Find the Nearest Neighbors of a Point

DESCRIPTION:

Find the k nearest neighbors of a vector x in a matrix of data contained in an object of class quad.tree.

USAGE:

find.neighbor(x, quadtree=quad.tree(x), k=1, metric="euclidean",  
              max.dist=NULL, drop.self=F) 

REQUIRED ARGUMENTS:

x
a vector (or matrix) containing the multidimensional point(s) at which the nearest neighbors are desired. The vector must have the same number of elements as the number of columns in the numeric matrix used to construct quadtree. If a matrix is used, the matrix must have the same number of columns as the numeric matrix used to construct quadtree, and nearest neighbors are found for each row in the matrix.

OPTIONAL ARGUMENTS:

quadtree
an object of class "quad.tree" containing the sorted matrix of data for which a nearest neighbor search is desired. Defaults to quad.tree(x) if x is a matrix but it is required when x is a vector.
k
the number of nearest neighbors to be found. If the data x is the same data that was used to construct the " quad.tree" object, then k = 1 results in each element having itself as its own nearest neighbor.
metric
a character string giving the metric to be used when finding "nearest" neighbors. Partial matching is allowed.
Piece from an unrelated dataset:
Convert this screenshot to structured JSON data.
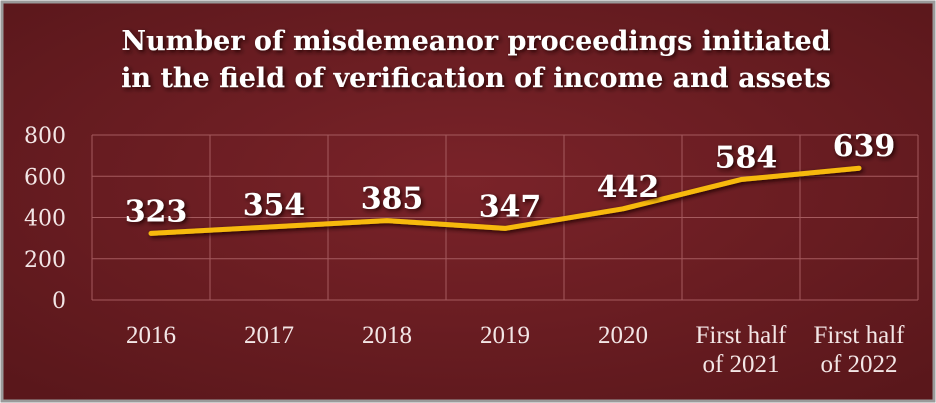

Possible values are: "euclidean", "city block", and "maximum absolute value" for the l_2, l_1, and l-infinity norm, respectively. For two vectors x and y, these are defined as



l_1 = sum | x[i] - y[i] |,



L_2 = sqrt(sum ( x[i] - y[i] )^2), and



L_infinity = max | x[i] - y[i] |

max.dist
if max.dist is given, argument k is ignored, and all of the neighbors within distance max.dist of each row in x are found.
drop.self
a logical value, if TRUE then rows with distances equal to 0 and index1 == index2 (self neighbors) are dropped from the returned object. This definition retains coincident points as neighbors although their distance apart is zero. If quadtree is not supplied, k=1, and drop.self=T, a warning is printed (since this results in nothing being returned) and the value of k is set to 2.

VALUE:

a matrix with three named columns:
index1
if x is a matrix, the row in x for this nearest neighbor. If x is not a matrix, the value 1.
index2
the row in the matrix from which the quad tree was formed for this nearest neighbor. If the quad tree was formed from a matrix y, then x[index1[i],] and y[index2[i],] are neighbors.
distances
the corresponding nearest neighbor distances.

DETAILS:

An efficient recursive algorithm is used to find all nearest neighbors. First the quad tree is traversed to find the leaf with medians nearest the point for which neighbors are desired. Then all observations in the leaf are searched to find nearest neighbors. Finally, if necessary, adjoining leaves are searched for nearest neighbors.

REFERENCES:

Friedman, J., Bentley, J. L., and Finkel, R. A. (1977). An algorithm for finding best matches in logarithmic expected time. ACM Transactions on Mathematical Software 3, 209-226.

SEE ALSO:

.

EXAMPLES:

x <- cbind(sids$easting, sids$northing) 
sids.nhbr <- find.neighbor(x, max.dist = 30) 
# Find the nearest neighbors for the Lansing hickories 
hickory <- lansing[lansing[,3] == "hickory", 1:2] 
hickory.nhbr1 <- find.neighbor(hickory, k=2, drop.self=T) 
# Now find the closest maple for each hickory 
maple <- lansing[lansing[,3] == "maple", 1:2] 
hmn <- find.neighbor(hickory, quad.tree(maple)) 
# and plot the tree locations with lines joing the neighbors 
par(pty='s') 
plot(maple[,1], maple[,2], pch=16)  
points(hickory[,1], hickory[,2], pch=1, col=2) 
segments(hickory[hmn[,1],1], hickory[hmn[,1],2], 
     maple[hmn[,2],1], maple[hmn[,2],2])